In contrast to Leonard, Virginia wrote in her diary about this meeting, "Dr. Freud gave me a narcissus. Was sitting in a great library with little statues at a large scrupulously tidy shiny table. We like patients on chairs. A screwed up shrunk very old man: with a monkey’s light eyes, paralyzed spasmodic movements, inarticulate: but alert…an old fire now flickering.” (The Diary of Virginia Woolf, Vol 5: 1936-41, p. 202)
The Hogarth Press was the authorized publisher of Freud in England, and the first to make his work and psychoanalytic theory available in English. In 1924, they began to publish the International Psycho-Analytical Library, which included works by Freud such as Beyond the Pleasure Principle and Group Psychology and the Analysis of the Ego, as well as Vols. I and II of Freud's Collected Papers. They continued to publish his works throughout the 1920s and 30s, including Ego and the Id (1927), The Future of an Illusion (1928), and Civilization and its Discontents (1930). Following Freud's death in September, 1939, the idea was conceived to publish the complete works of Freud, under a new translation and the editorship of James Strachey and in collaboration with Anna Freud, Alix Strachey, and Alan Tyson. The 24-volume set appeared between 1953-66.
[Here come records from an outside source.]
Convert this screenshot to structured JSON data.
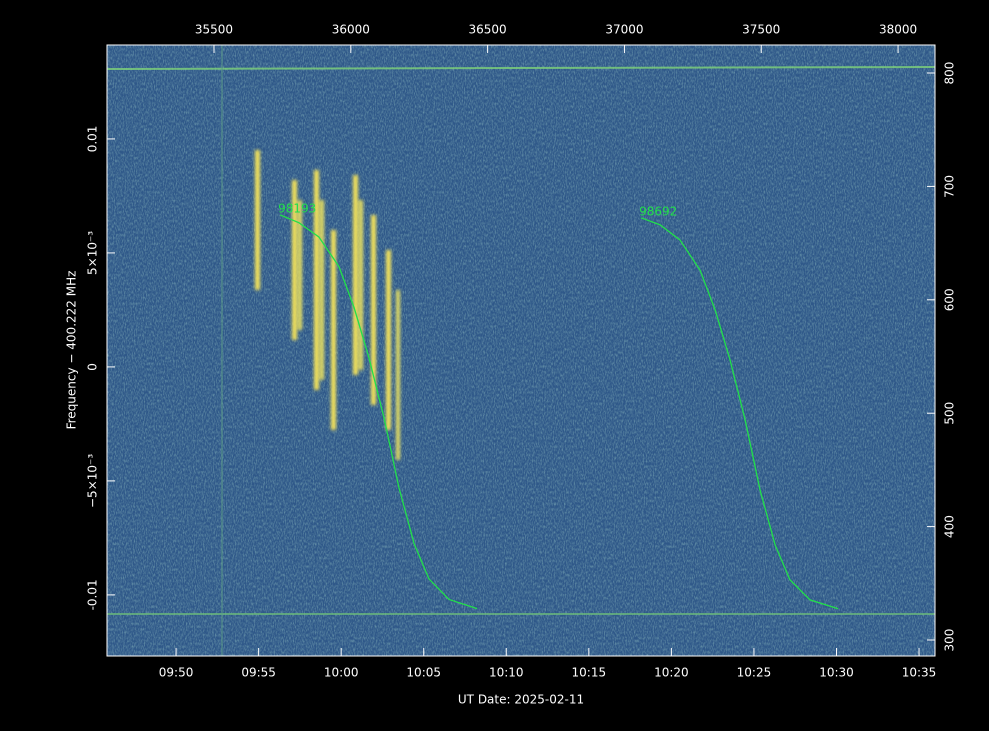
{
  "chart_data": {
    "type": "line",
    "xlabel": "UT Date: 2025-02-11",
    "ylabel": "Frequency − 400.222 MHz",
    "xlim": [
      35149,
      38158
    ],
    "xticks": [
      {
        "value": 35400,
        "label": "09:50"
      },
      {
        "value": 35700,
        "label": "09:55"
      },
      {
        "value": 36000,
        "label": "10:00"
      },
      {
        "value": 36300,
        "label": "10:05"
      },
      {
        "value": 36600,
        "label": "10:10"
      },
      {
        "value": 36900,
        "label": "10:15"
      },
      {
        "value": 37200,
        "label": "10:20"
      },
      {
        "value": 37500,
        "label": "10:25"
      },
      {
        "value": 37800,
        "label": "10:30"
      },
      {
        "value": 38100,
        "label": "10:35"
      }
    ],
    "x2lim": [
      35109,
      38135
    ],
    "x2ticks": [
      35500,
      36000,
      36500,
      37000,
      37500,
      38000
    ],
    "ylim": [
      -0.01268,
      0.01412
    ],
    "yticks": [
      -0.01,
      {
        "value": -0.005,
        "label": "−5×10⁻³"
      },
      0,
      {
        "value": 0.005,
        "label": "5×10⁻³"
      },
      0.01
    ],
    "y2lim": [
      285.9,
      824.7
    ],
    "y2ticks": [
      300,
      400,
      500,
      600,
      700,
      800
    ],
    "series": [
      {
        "name": "98193",
        "color": "#22e04a",
        "x": [
          35778,
          35847,
          35919,
          35992,
          36047,
          36101,
          36156,
          36210,
          36265,
          36319,
          36392,
          36494
        ],
        "values": [
          0.00667,
          0.00632,
          0.0057,
          0.0044,
          0.0026,
          0.0004,
          -0.00225,
          -0.0053,
          -0.00775,
          -0.0093,
          -0.0102,
          -0.0106
        ]
      },
      {
        "name": "98692",
        "color": "#22e04a",
        "x": [
          37090,
          37159,
          37231,
          37304,
          37359,
          37413,
          37468,
          37522,
          37577,
          37631,
          37704,
          37806
        ],
        "values": [
          0.00654,
          0.00623,
          0.00557,
          0.00425,
          0.0025,
          0.00031,
          -0.00232,
          -0.00539,
          -0.00781,
          -0.00934,
          -0.01022,
          -0.01061
        ]
      }
    ]
  }
}
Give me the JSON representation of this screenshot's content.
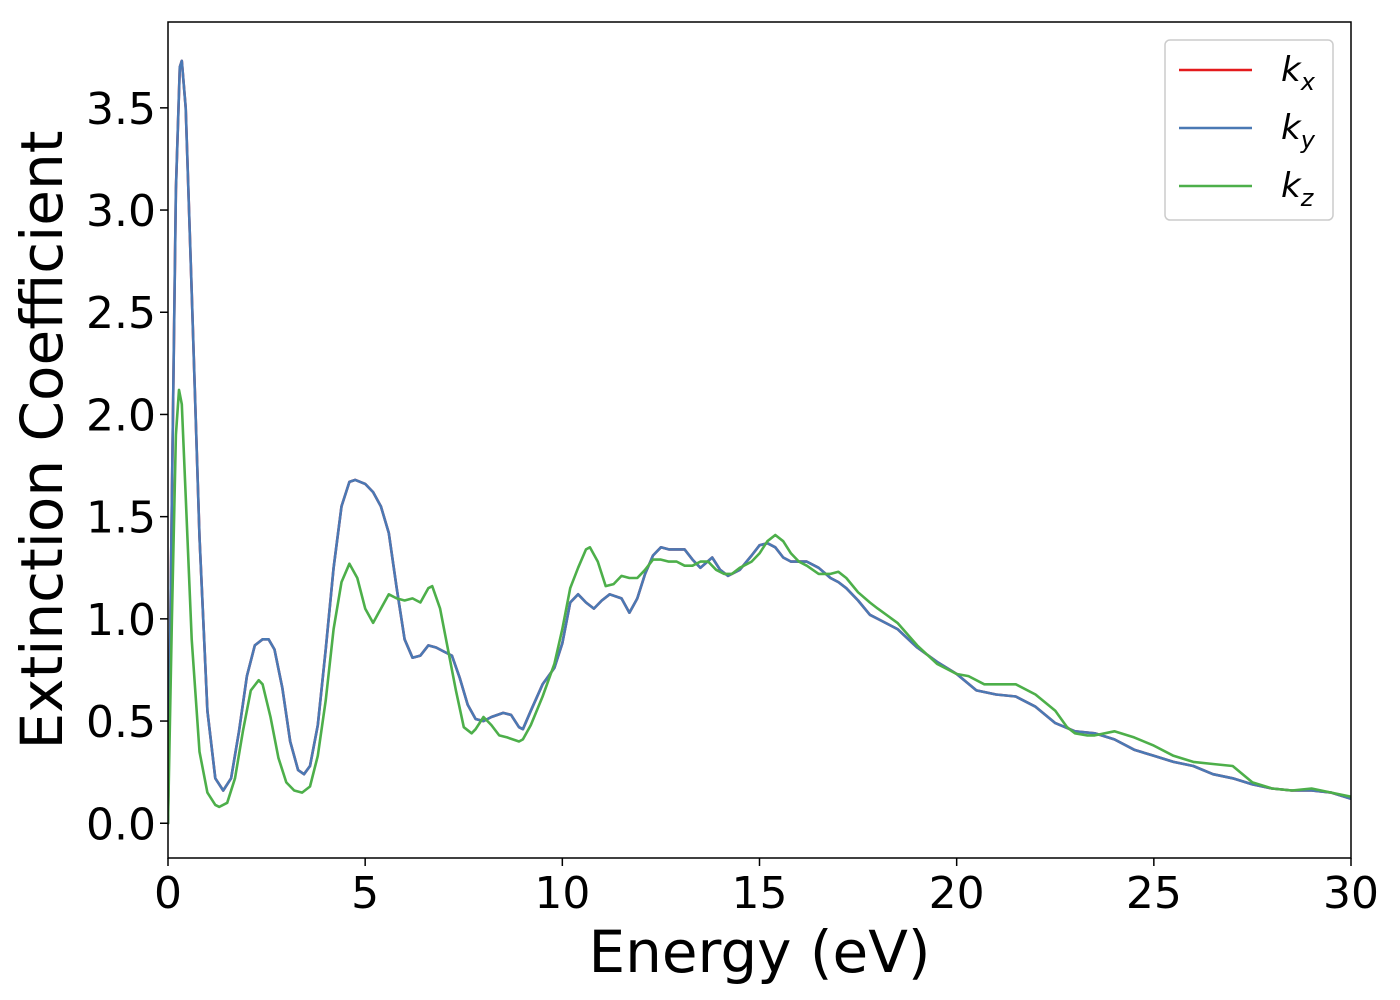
{
  "chart_data": {
    "type": "line",
    "title": "",
    "xlabel": "Energy (eV)",
    "ylabel": "Extinction Coefficient",
    "xlim": [
      0,
      30
    ],
    "ylim": [
      -0.17,
      3.92
    ],
    "xticks": [
      0,
      5,
      10,
      15,
      20,
      25,
      30
    ],
    "xtick_labels": [
      "0",
      "5",
      "10",
      "15",
      "20",
      "25",
      "30"
    ],
    "yticks": [
      0.0,
      0.5,
      1.0,
      1.5,
      2.0,
      2.5,
      3.0,
      3.5
    ],
    "ytick_labels": [
      "0.0",
      "0.5",
      "1.0",
      "1.5",
      "2.0",
      "2.5",
      "3.0",
      "3.5"
    ],
    "grid": false,
    "legend_position": "top-right",
    "series": [
      {
        "name": "k_x",
        "legend_main": "k",
        "legend_sub": "x",
        "color": "#e41a1c",
        "x": [
          0,
          0.1,
          0.2,
          0.3,
          0.35,
          0.45,
          0.6,
          0.8,
          1.0,
          1.2,
          1.4,
          1.6,
          1.8,
          2.0,
          2.2,
          2.4,
          2.55,
          2.7,
          2.9,
          3.1,
          3.3,
          3.45,
          3.6,
          3.8,
          4.0,
          4.2,
          4.4,
          4.6,
          4.75,
          5.0,
          5.2,
          5.4,
          5.6,
          5.8,
          6.0,
          6.2,
          6.4,
          6.6,
          6.8,
          7.0,
          7.2,
          7.4,
          7.6,
          7.8,
          8.0,
          8.2,
          8.5,
          8.7,
          8.9,
          9.0,
          9.2,
          9.5,
          9.8,
          10.0,
          10.2,
          10.4,
          10.6,
          10.8,
          11.0,
          11.2,
          11.5,
          11.7,
          11.9,
          12.1,
          12.3,
          12.5,
          12.7,
          12.9,
          13.1,
          13.3,
          13.5,
          13.8,
          14.0,
          14.2,
          14.5,
          14.8,
          15.0,
          15.2,
          15.4,
          15.6,
          15.8,
          16.0,
          16.2,
          16.5,
          16.8,
          17.0,
          17.2,
          17.5,
          17.8,
          18.0,
          18.5,
          19.0,
          19.5,
          20.0,
          20.5,
          21.0,
          21.5,
          22.0,
          22.5,
          23.0,
          23.5,
          24.0,
          24.5,
          25.0,
          25.5,
          26.0,
          26.5,
          27.0,
          27.5,
          28.0,
          28.5,
          29.0,
          29.5,
          30.0
        ],
        "y": [
          0.0,
          1.6,
          3.1,
          3.7,
          3.73,
          3.5,
          2.6,
          1.4,
          0.55,
          0.22,
          0.16,
          0.22,
          0.45,
          0.72,
          0.87,
          0.9,
          0.9,
          0.85,
          0.66,
          0.4,
          0.26,
          0.24,
          0.28,
          0.48,
          0.85,
          1.25,
          1.55,
          1.67,
          1.68,
          1.66,
          1.62,
          1.55,
          1.42,
          1.15,
          0.9,
          0.81,
          0.82,
          0.87,
          0.86,
          0.84,
          0.82,
          0.71,
          0.58,
          0.51,
          0.5,
          0.52,
          0.54,
          0.53,
          0.47,
          0.46,
          0.55,
          0.68,
          0.76,
          0.88,
          1.08,
          1.12,
          1.08,
          1.05,
          1.09,
          1.12,
          1.1,
          1.03,
          1.1,
          1.22,
          1.31,
          1.35,
          1.34,
          1.34,
          1.34,
          1.29,
          1.25,
          1.3,
          1.24,
          1.21,
          1.24,
          1.31,
          1.36,
          1.37,
          1.35,
          1.3,
          1.28,
          1.28,
          1.28,
          1.25,
          1.2,
          1.18,
          1.15,
          1.09,
          1.02,
          1.0,
          0.95,
          0.86,
          0.79,
          0.73,
          0.65,
          0.63,
          0.62,
          0.57,
          0.49,
          0.45,
          0.44,
          0.41,
          0.36,
          0.33,
          0.3,
          0.28,
          0.24,
          0.22,
          0.19,
          0.17,
          0.16,
          0.16,
          0.15,
          0.12
        ]
      },
      {
        "name": "k_y",
        "legend_main": "k",
        "legend_sub": "y",
        "color": "#4a79b4",
        "x": [
          0,
          0.1,
          0.2,
          0.3,
          0.35,
          0.45,
          0.6,
          0.8,
          1.0,
          1.2,
          1.4,
          1.6,
          1.8,
          2.0,
          2.2,
          2.4,
          2.55,
          2.7,
          2.9,
          3.1,
          3.3,
          3.45,
          3.6,
          3.8,
          4.0,
          4.2,
          4.4,
          4.6,
          4.75,
          5.0,
          5.2,
          5.4,
          5.6,
          5.8,
          6.0,
          6.2,
          6.4,
          6.6,
          6.8,
          7.0,
          7.2,
          7.4,
          7.6,
          7.8,
          8.0,
          8.2,
          8.5,
          8.7,
          8.9,
          9.0,
          9.2,
          9.5,
          9.8,
          10.0,
          10.2,
          10.4,
          10.6,
          10.8,
          11.0,
          11.2,
          11.5,
          11.7,
          11.9,
          12.1,
          12.3,
          12.5,
          12.7,
          12.9,
          13.1,
          13.3,
          13.5,
          13.8,
          14.0,
          14.2,
          14.5,
          14.8,
          15.0,
          15.2,
          15.4,
          15.6,
          15.8,
          16.0,
          16.2,
          16.5,
          16.8,
          17.0,
          17.2,
          17.5,
          17.8,
          18.0,
          18.5,
          19.0,
          19.5,
          20.0,
          20.5,
          21.0,
          21.5,
          22.0,
          22.5,
          23.0,
          23.5,
          24.0,
          24.5,
          25.0,
          25.5,
          26.0,
          26.5,
          27.0,
          27.5,
          28.0,
          28.5,
          29.0,
          29.5,
          30.0
        ],
        "y": [
          0.0,
          1.6,
          3.1,
          3.7,
          3.73,
          3.5,
          2.6,
          1.4,
          0.55,
          0.22,
          0.16,
          0.22,
          0.45,
          0.72,
          0.87,
          0.9,
          0.9,
          0.85,
          0.66,
          0.4,
          0.26,
          0.24,
          0.28,
          0.48,
          0.85,
          1.25,
          1.55,
          1.67,
          1.68,
          1.66,
          1.62,
          1.55,
          1.42,
          1.15,
          0.9,
          0.81,
          0.82,
          0.87,
          0.86,
          0.84,
          0.82,
          0.71,
          0.58,
          0.51,
          0.5,
          0.52,
          0.54,
          0.53,
          0.47,
          0.46,
          0.55,
          0.68,
          0.76,
          0.88,
          1.08,
          1.12,
          1.08,
          1.05,
          1.09,
          1.12,
          1.1,
          1.03,
          1.1,
          1.22,
          1.31,
          1.35,
          1.34,
          1.34,
          1.34,
          1.29,
          1.25,
          1.3,
          1.24,
          1.21,
          1.24,
          1.31,
          1.36,
          1.37,
          1.35,
          1.3,
          1.28,
          1.28,
          1.28,
          1.25,
          1.2,
          1.18,
          1.15,
          1.09,
          1.02,
          1.0,
          0.95,
          0.86,
          0.79,
          0.73,
          0.65,
          0.63,
          0.62,
          0.57,
          0.49,
          0.45,
          0.44,
          0.41,
          0.36,
          0.33,
          0.3,
          0.28,
          0.24,
          0.22,
          0.19,
          0.17,
          0.16,
          0.16,
          0.15,
          0.12
        ]
      },
      {
        "name": "k_z",
        "legend_main": "k",
        "legend_sub": "z",
        "color": "#4daf4a",
        "x": [
          0,
          0.1,
          0.2,
          0.28,
          0.35,
          0.45,
          0.6,
          0.8,
          1.0,
          1.2,
          1.3,
          1.5,
          1.7,
          1.9,
          2.1,
          2.3,
          2.4,
          2.6,
          2.8,
          3.0,
          3.2,
          3.4,
          3.6,
          3.8,
          4.0,
          4.2,
          4.4,
          4.6,
          4.8,
          5.0,
          5.2,
          5.4,
          5.6,
          5.8,
          6.0,
          6.2,
          6.4,
          6.6,
          6.7,
          6.9,
          7.1,
          7.3,
          7.5,
          7.7,
          7.8,
          8.0,
          8.2,
          8.4,
          8.6,
          8.9,
          9.0,
          9.2,
          9.5,
          9.8,
          10.0,
          10.2,
          10.4,
          10.6,
          10.7,
          10.9,
          11.1,
          11.3,
          11.5,
          11.7,
          11.9,
          12.1,
          12.3,
          12.5,
          12.7,
          12.9,
          13.1,
          13.3,
          13.5,
          13.7,
          13.9,
          14.1,
          14.3,
          14.5,
          14.8,
          15.0,
          15.2,
          15.4,
          15.6,
          15.8,
          16.0,
          16.2,
          16.5,
          16.8,
          17.0,
          17.2,
          17.5,
          17.8,
          18.0,
          18.5,
          19.0,
          19.5,
          20.0,
          20.3,
          20.7,
          21.0,
          21.5,
          22.0,
          22.5,
          22.8,
          23.0,
          23.3,
          23.5,
          24.0,
          24.5,
          25.0,
          25.5,
          26.0,
          26.5,
          27.0,
          27.5,
          28.0,
          28.5,
          29.0,
          29.5,
          30.0
        ],
        "y": [
          0.0,
          1.0,
          1.9,
          2.12,
          2.05,
          1.6,
          0.9,
          0.35,
          0.15,
          0.09,
          0.08,
          0.1,
          0.22,
          0.45,
          0.65,
          0.7,
          0.68,
          0.52,
          0.32,
          0.2,
          0.16,
          0.15,
          0.18,
          0.33,
          0.6,
          0.95,
          1.18,
          1.27,
          1.2,
          1.05,
          0.98,
          1.05,
          1.12,
          1.1,
          1.09,
          1.1,
          1.08,
          1.15,
          1.16,
          1.05,
          0.85,
          0.65,
          0.47,
          0.44,
          0.46,
          0.52,
          0.48,
          0.43,
          0.42,
          0.4,
          0.41,
          0.48,
          0.62,
          0.78,
          0.95,
          1.15,
          1.25,
          1.34,
          1.35,
          1.28,
          1.16,
          1.17,
          1.21,
          1.2,
          1.2,
          1.24,
          1.29,
          1.29,
          1.28,
          1.28,
          1.26,
          1.26,
          1.28,
          1.28,
          1.24,
          1.22,
          1.22,
          1.25,
          1.28,
          1.32,
          1.38,
          1.41,
          1.38,
          1.32,
          1.28,
          1.26,
          1.22,
          1.22,
          1.23,
          1.2,
          1.13,
          1.08,
          1.05,
          0.98,
          0.87,
          0.78,
          0.73,
          0.72,
          0.68,
          0.68,
          0.68,
          0.63,
          0.55,
          0.47,
          0.44,
          0.43,
          0.43,
          0.45,
          0.42,
          0.38,
          0.33,
          0.3,
          0.29,
          0.28,
          0.2,
          0.17,
          0.16,
          0.17,
          0.15,
          0.13
        ]
      }
    ]
  }
}
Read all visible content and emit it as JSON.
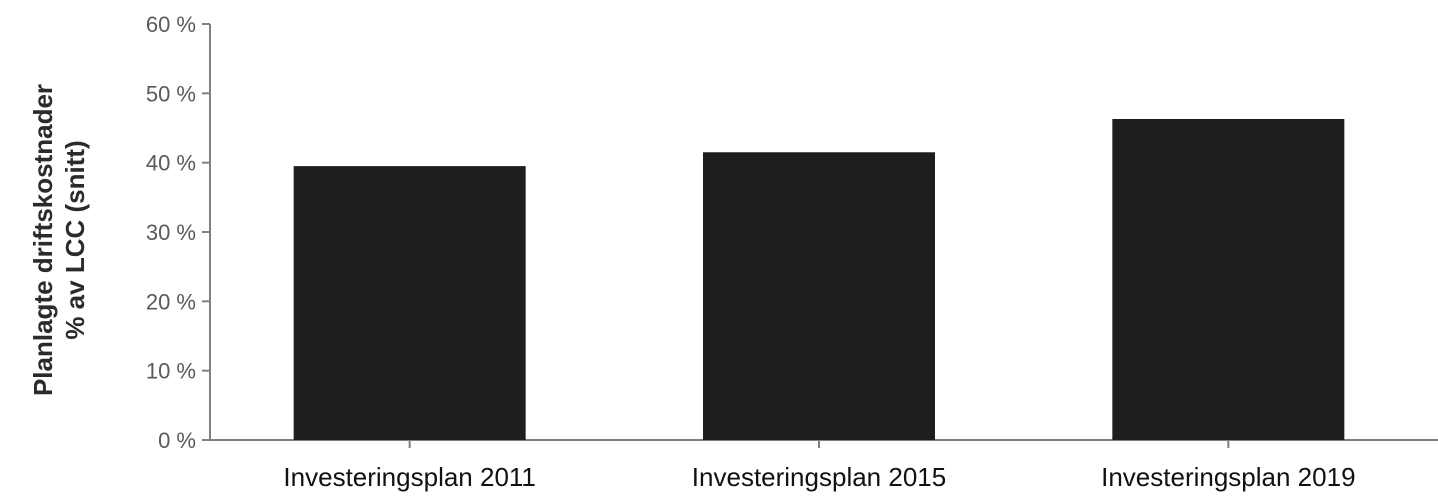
{
  "chart_data": {
    "type": "bar",
    "categories": [
      "Investeringsplan 2011",
      "Investeringsplan 2015",
      "Investeringsplan 2019"
    ],
    "values": [
      39.5,
      41.5,
      46.3
    ],
    "title": "",
    "xlabel": "",
    "ylabel": [
      "Planlagte driftskostnader",
      "% av LCC (snitt)"
    ],
    "ylim": [
      0,
      60
    ],
    "yticks": [
      0,
      10,
      20,
      30,
      40,
      50,
      60
    ],
    "ytick_labels": [
      "0 %",
      "10 %",
      "20 %",
      "30 %",
      "40 %",
      "50 %",
      "60 %"
    ],
    "grid": false,
    "legend": "none",
    "bar_color": "#1e1e1e",
    "axis_color": "#808080"
  }
}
Lot also includes an autograph letter, signed by Freud's daughter, Anna Freud, to Leonard, dated October 13, 1939: “Dear Mr. Woolf, Thank you very much for your letter about my father. I am so glad that you and your wife were here still I'd see him and talk to him. It is very hard to realise that all that is ended now. I should be very glad to see both of you again when you are in London. Very sincerely yours Anna Freud.”